Na het aanpassen van deze variabelen zou het docker compose
bestand klaar moeten zijn voor implementatie. De documentatie zal doorgaan met het beschrijven van bepaalde secties die in bepaalde gevallen aangepast moeten worden, maar op dit punt is de Docker Compose bestand zou klaar moeten zijn om te implementeren.
Extra informatie
Het opzetten van meerdere nodes vereist een meer gedetailleerde configuratie. Deze opstelling wordt aanbevolen voor schaalbare productieomgevingen. Stappen en configuraties kunnen variëren afhankelijk van de specifieke vereisten van het netwerk en het aantal betrokken nodes.
TLS
Als er een SSL-certificaat moet worden geleverd, moeten de volgende omgevingsvariabelen worden aangepast:
Standaard zijn deze waarden respectievelijk ingesteld op http
en False
.
Kern-API
Database
De referenties voor de database die de Core API & Worker (core
en core_worker
en in het docker-compose bestand) gebruiken om verbinding te maken, staan beschreven in de volgende omgevingsvariabelen:
Standaard zijn deze waarden ingesteld op de waarde voor de Postgres instantie die wordt ingezet als onderdeel van het docker-compose bestand.
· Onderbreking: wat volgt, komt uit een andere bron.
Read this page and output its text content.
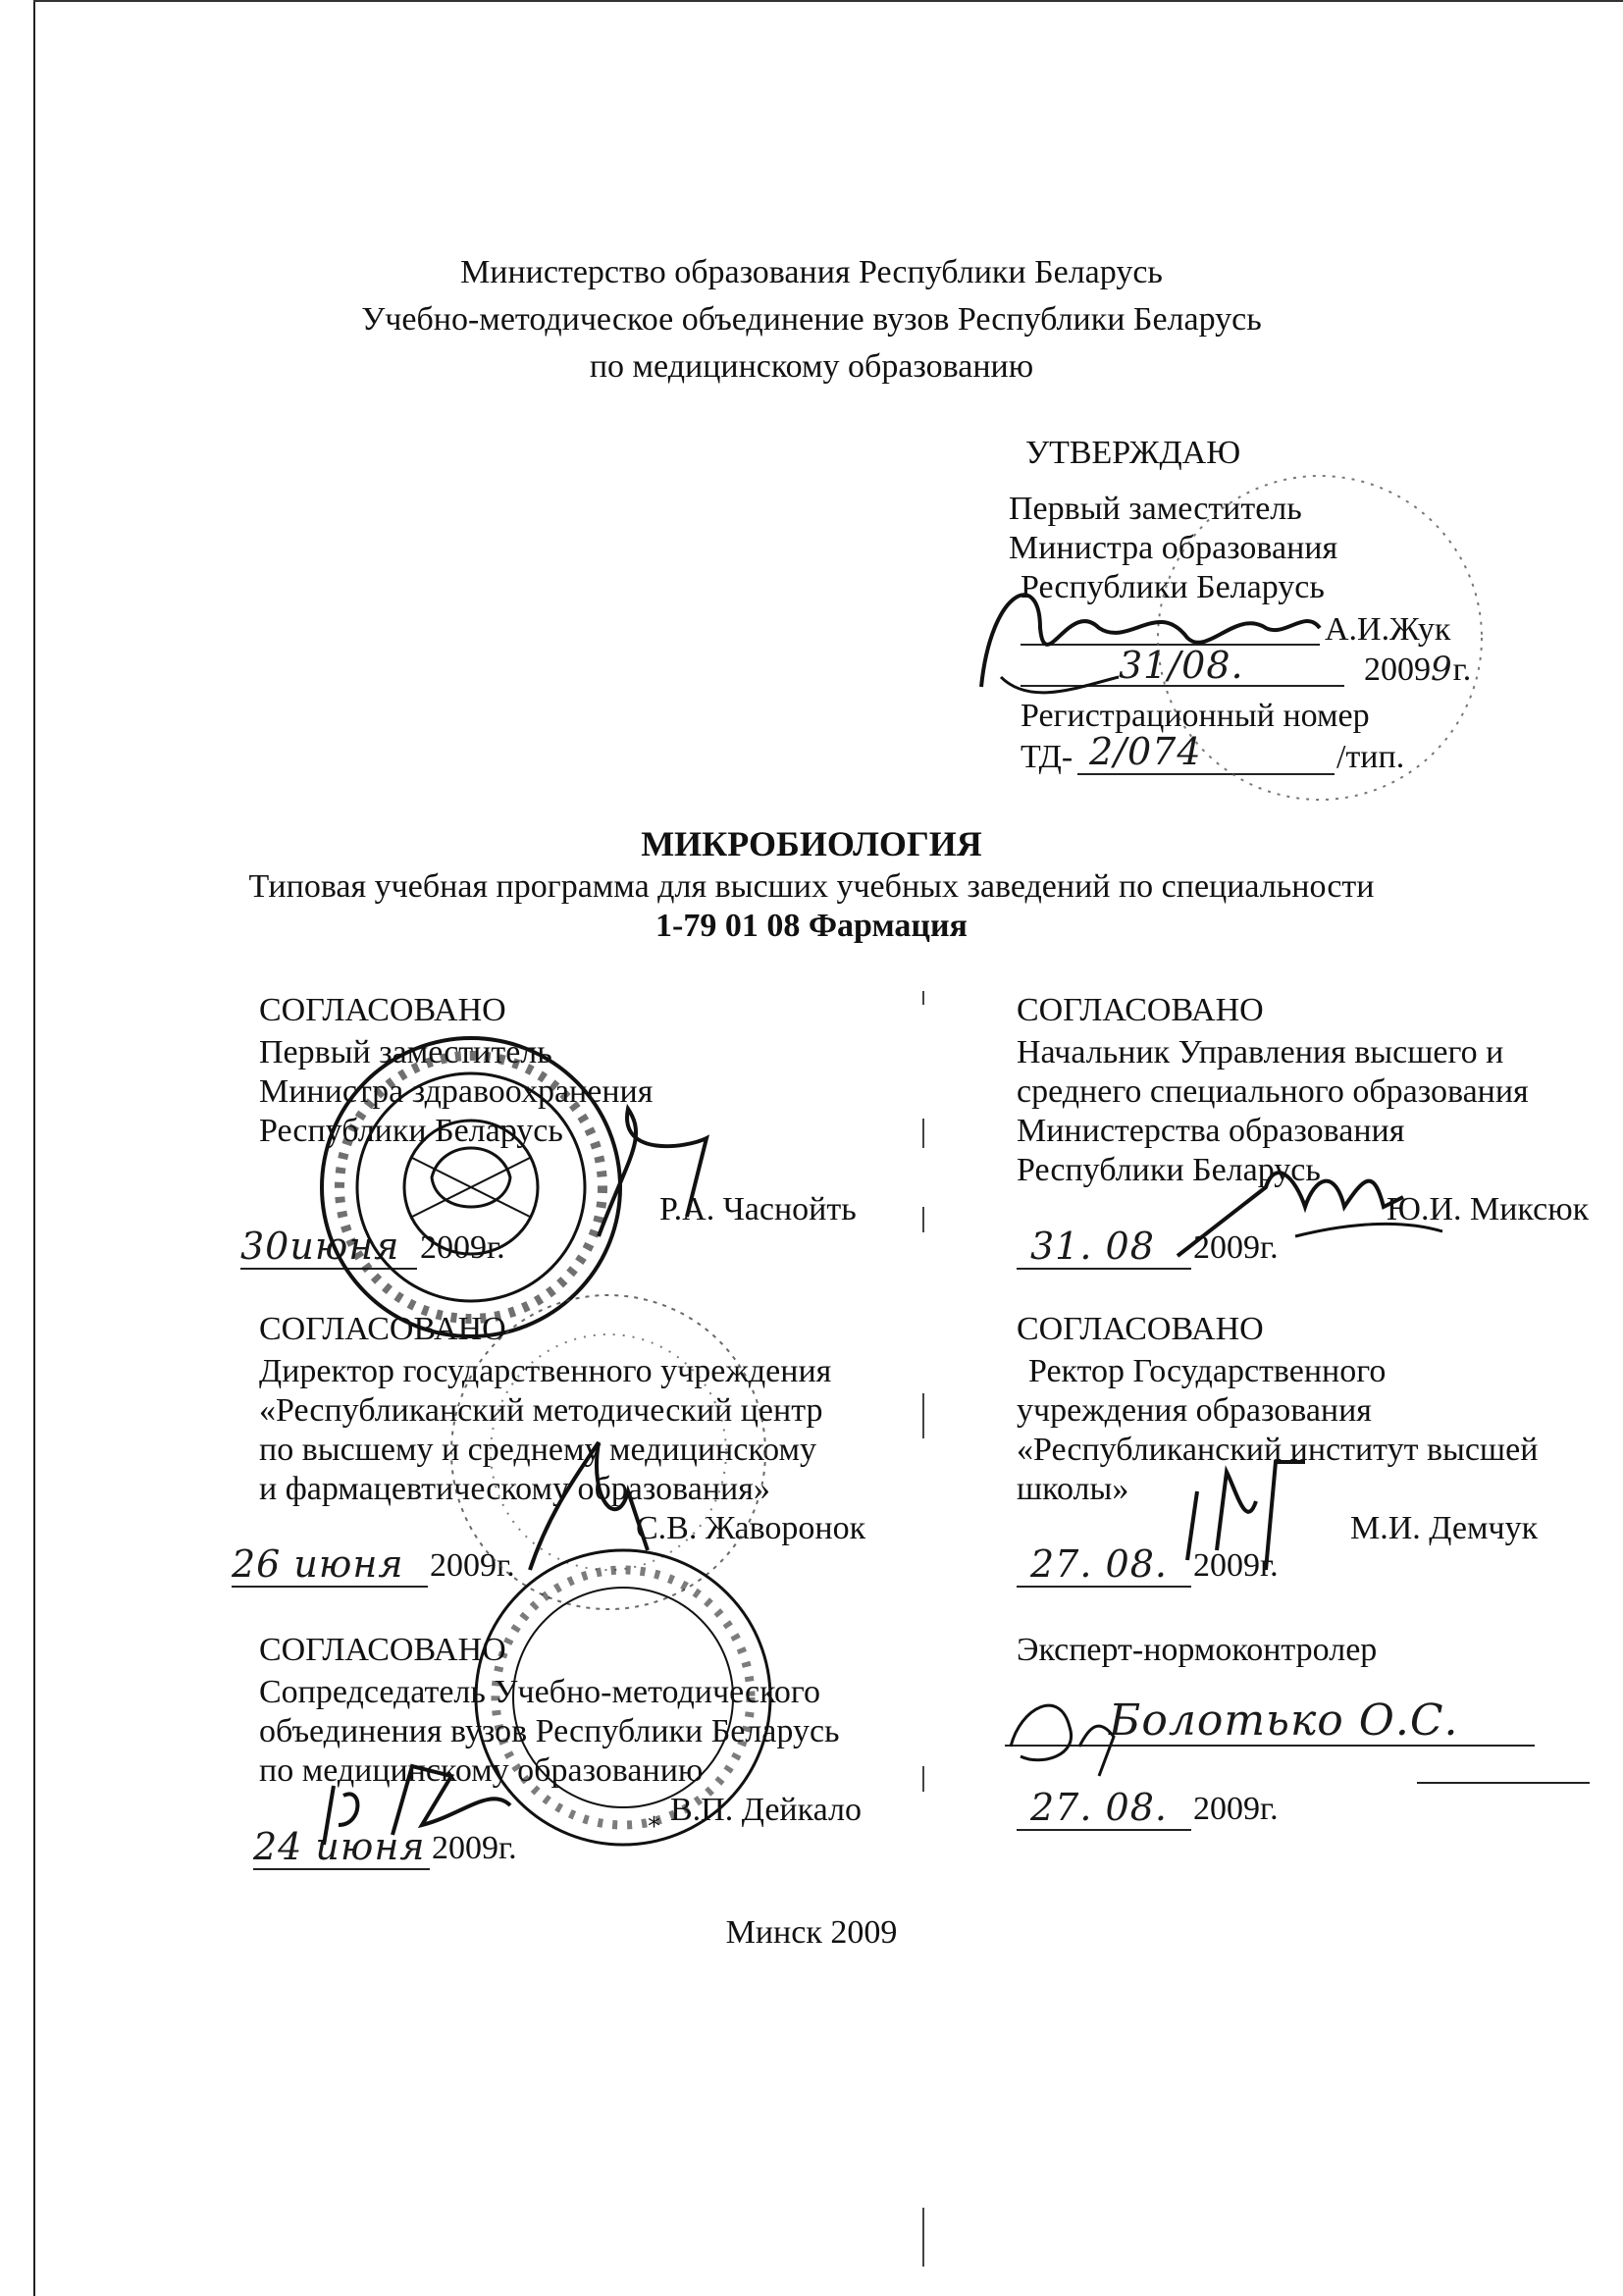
Министерство образования Республики Беларусь
Учебно-методическое объединение вузов Республики Беларусь
по медицинскому образованию
УТВЕРЖДАЮ
Первый заместитель
Министра образования
Республики Беларусь
А.И.Жук
31/08.	20099г.
Регистрационный номер
ТД- 2/074	/тип.
МИКРОБИОЛОГИЯ
Типовая учебная программа для высших учебных заведений по специальности
1-79 01 08 Фармация
СОГЛАСОВАНО
Первый заместитель
Министра здравоохранения
Республики Беларусь
Р.А. Часнойть
30июня 2009г.
СОГЛАСОВАНО
Начальник Управления высшего и
среднего специального образования
Министерства образования
Республики Беларусь
Ю.И. Миксюк
31. 08 2009г.
СОГЛАСОВАНО
Директор государственного учреждения
«Республиканский методический центр
по высшему и среднему медицинскому
и фармацевтическому образования»
С.В. Жаворонок
26 июня 2009г.
СОГЛАСОВАНО
Ректор Государственного
учреждения образования
«Республиканский институт высшей
школы»
М.И. Демчук
27. 08. 2009г.
СОГЛАСОВАНО
Сопредседатель Учебно-методического
объединения вузов Республики Беларусь
по медицинскому образованию
В.П. Дейкало
24 июня 2009г.
Эксперт-нормоконтролер
Болотько О.С.
27. 08. 2009г.
Минск 2009
*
Als een andere database moet worden gebruikt, kunnen de referenties hier worden aangepast. Alleen Postgres databases worden hiervoor ondersteund.
Redis
De informatie die wordt gebruikt om verbinding te maken met de Redis-instantie wordt opgeslagen in de volgende omgevingsvariabelen:
Aanvullende omgevingsvariabelen
Belangrijke andere variabelen zijn CORE_SECRET_KEY
, die wordt gebruikt als encryptiesleutel. Deze sleutel kan worden gegenereerd met het volgende commando in python:
Als er problemen ontstaan met de poort van de toepassing, kan de standaardpoort worden gewijzigd met de CORE_PORT
variabele in het .env
bestand.
Backend
Database
Net als de Core API moet de backend verbinding maken met de Postgres database. Deze database wordt gebruikt voor het opslaan van applicatiegegevens. Standaard wordt er verbinding gemaakt met
Redis
Voor de Redis-instantie die voor het backend wordt gebruikt, kunnen we de volgende variabelen instellen. De Redis-instantie is opgenomen in het docker-compose
bestand, maar als een aparte Redis-instantie wordt gebruikt, moeten de referenties worden ingesteld in het .env
bestand.
Admin gebruiker
Zoals eerder in de documentatie beschreven, kunnen de gebruikersnaam, het e-mailadres en het wachtwoord van de admin-gebruiker worden aangepast. Daarvoor kunnen de volgende omgevingsvariabelen worden gebruikt:
Aanvullende omgevingsvariabelen
Voor het backend kunnen enkele extra omgevingsvariabelen worden ingesteld. We kunnen de poort die wordt weergegeven voor het backend wijzigen als er problemen optreden met poorttoewijzingen. Om de poort te wijzigen, kunnen we de waarde in BACKEND_PORT
veranderen:
Dan hebben we de geheime sleutel die het backend gebruikt voor encryptie. We kunnen deze sleutel op elke waarde instellen, zolang het maar een vrij lange string is. Voorbeeld:
Voorkant
De frontend is verantwoordelijk voor de gebruikersinterface. De frontend zal hiervoor verbinding moeten maken met de Backend. De belangrijkste variabele die overblijft voor de frontend is de volgende:
Deze variabele stelt de poort voor het frontend in, die zichtbaar moet zijn voor de gebruiker om toegang te krijgen tot de applicatie.